There were several variations on the iconic cover for this comic. One of the most popular has been the gold edition, which featured gold webbing against a black background. On any given week, this particular variant finds itself inside the top-100 Hottest Comics. Whenever we are dealing with comics that don’t have any first appearances, it tends to have the yo-yo effect. One week, it’s soaring; the next, it’s floundering. This happens to be a case of the latter, though it will no doubt rebound in the near future. Keep in mind that the 9.8 averaged $94 in 2020 before increasing to $186 last year. The last time one traded hands online, it brought $199 just this month.

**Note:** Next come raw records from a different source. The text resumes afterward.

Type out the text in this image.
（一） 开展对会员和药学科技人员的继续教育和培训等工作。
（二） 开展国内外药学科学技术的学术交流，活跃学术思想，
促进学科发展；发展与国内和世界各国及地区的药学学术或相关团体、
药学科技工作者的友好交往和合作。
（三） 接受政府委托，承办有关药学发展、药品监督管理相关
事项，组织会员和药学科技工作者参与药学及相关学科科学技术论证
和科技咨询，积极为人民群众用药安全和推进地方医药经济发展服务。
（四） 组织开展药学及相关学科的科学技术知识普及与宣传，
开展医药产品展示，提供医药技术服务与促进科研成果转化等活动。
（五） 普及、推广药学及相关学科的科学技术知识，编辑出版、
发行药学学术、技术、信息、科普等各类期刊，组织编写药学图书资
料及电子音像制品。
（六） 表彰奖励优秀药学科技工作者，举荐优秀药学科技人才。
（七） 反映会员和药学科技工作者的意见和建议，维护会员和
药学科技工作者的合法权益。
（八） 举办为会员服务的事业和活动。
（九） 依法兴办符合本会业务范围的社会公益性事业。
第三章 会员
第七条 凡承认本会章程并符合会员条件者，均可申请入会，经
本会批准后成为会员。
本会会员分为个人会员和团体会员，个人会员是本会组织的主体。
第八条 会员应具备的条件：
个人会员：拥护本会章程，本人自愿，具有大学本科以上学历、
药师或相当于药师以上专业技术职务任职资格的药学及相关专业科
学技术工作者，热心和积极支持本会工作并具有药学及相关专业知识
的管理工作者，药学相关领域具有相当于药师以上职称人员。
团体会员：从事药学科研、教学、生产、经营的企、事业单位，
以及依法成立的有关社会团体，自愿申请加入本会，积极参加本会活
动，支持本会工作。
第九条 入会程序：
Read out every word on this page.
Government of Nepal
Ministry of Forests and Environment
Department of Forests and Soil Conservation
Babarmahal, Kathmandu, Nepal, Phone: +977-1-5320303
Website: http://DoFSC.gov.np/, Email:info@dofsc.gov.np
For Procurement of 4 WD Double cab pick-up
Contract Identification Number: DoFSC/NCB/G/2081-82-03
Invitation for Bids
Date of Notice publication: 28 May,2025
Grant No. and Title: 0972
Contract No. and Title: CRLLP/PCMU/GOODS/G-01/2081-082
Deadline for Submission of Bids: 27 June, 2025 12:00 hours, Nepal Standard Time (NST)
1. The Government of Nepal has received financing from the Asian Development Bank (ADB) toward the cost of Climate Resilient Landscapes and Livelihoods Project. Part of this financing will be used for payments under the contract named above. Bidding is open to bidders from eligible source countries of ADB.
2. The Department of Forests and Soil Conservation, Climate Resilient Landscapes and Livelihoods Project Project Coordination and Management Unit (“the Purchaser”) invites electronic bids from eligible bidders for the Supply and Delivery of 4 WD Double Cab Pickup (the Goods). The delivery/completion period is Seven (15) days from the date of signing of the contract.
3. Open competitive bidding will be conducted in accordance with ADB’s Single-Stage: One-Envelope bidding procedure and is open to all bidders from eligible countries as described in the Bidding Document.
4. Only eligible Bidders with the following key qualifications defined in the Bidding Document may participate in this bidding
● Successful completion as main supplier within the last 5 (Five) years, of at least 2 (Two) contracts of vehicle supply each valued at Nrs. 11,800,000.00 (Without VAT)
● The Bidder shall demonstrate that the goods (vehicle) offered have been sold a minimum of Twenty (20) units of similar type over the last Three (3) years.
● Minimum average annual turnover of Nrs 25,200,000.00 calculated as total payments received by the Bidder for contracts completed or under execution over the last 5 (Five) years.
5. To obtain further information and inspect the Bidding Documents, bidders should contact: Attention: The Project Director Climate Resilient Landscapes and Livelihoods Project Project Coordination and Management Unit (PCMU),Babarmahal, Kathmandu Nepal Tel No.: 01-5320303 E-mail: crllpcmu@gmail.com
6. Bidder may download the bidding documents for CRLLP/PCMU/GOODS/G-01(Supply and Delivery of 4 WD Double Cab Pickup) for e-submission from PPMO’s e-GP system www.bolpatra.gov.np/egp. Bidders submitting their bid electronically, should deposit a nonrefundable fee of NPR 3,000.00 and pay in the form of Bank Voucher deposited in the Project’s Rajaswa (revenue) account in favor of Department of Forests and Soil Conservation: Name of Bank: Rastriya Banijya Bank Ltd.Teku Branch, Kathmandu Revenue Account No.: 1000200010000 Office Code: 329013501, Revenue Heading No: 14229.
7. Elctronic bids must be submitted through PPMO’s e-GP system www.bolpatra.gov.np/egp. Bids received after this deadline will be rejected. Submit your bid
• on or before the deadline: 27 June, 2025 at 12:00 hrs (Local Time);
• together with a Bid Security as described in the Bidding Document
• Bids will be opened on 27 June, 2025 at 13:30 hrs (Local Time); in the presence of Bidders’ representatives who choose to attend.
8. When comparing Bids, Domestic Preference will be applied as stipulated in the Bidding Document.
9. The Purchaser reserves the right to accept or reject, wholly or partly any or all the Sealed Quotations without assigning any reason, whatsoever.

Rounding out the bottom five Coldest Comics is no stranger to the list: ASM #252. This issue is famous for two reasons. First and foremost, it is tied for the first appearance of the black symbiote suit in the Earth-616 titles. Along those same lines, this issue gets the nod from cover hunters for its homage to Spidey’s debut in Amazing Fantasy #15.
These days, there are homage covers churned out practically every week, but in 1984, that wasn’t the case. With this being the first new costume since his color scheme was switched from red and black to red and blue, having an AF #15 tribute was fitting, and audiences loved it.
There’s plenty happening in the world of the symbiotes these days. Venom will almost certainly get a third movie, and fans are wondering what will transpire from the piece of symbiote left in the MCU in the No Way Home mid-credits scene. It’s also helping to drive up prices for anything from those ‘80s Venom keys.
At the moment, ASM #252 at the near-mint level is climbing high. Last year, the 9.8 averaged $1,704, which was a stark contrast with 2020’s FMV of $635. This month, that same 9.8 has reached $2k twice, the most recent of which was on March 15 when one copy brought $2,099, the second-highest price tag ever recorded.
If you don’t want to pay four figures for an ASM #252, don’t fret. Everything up to the 9.6 sells for less than $600.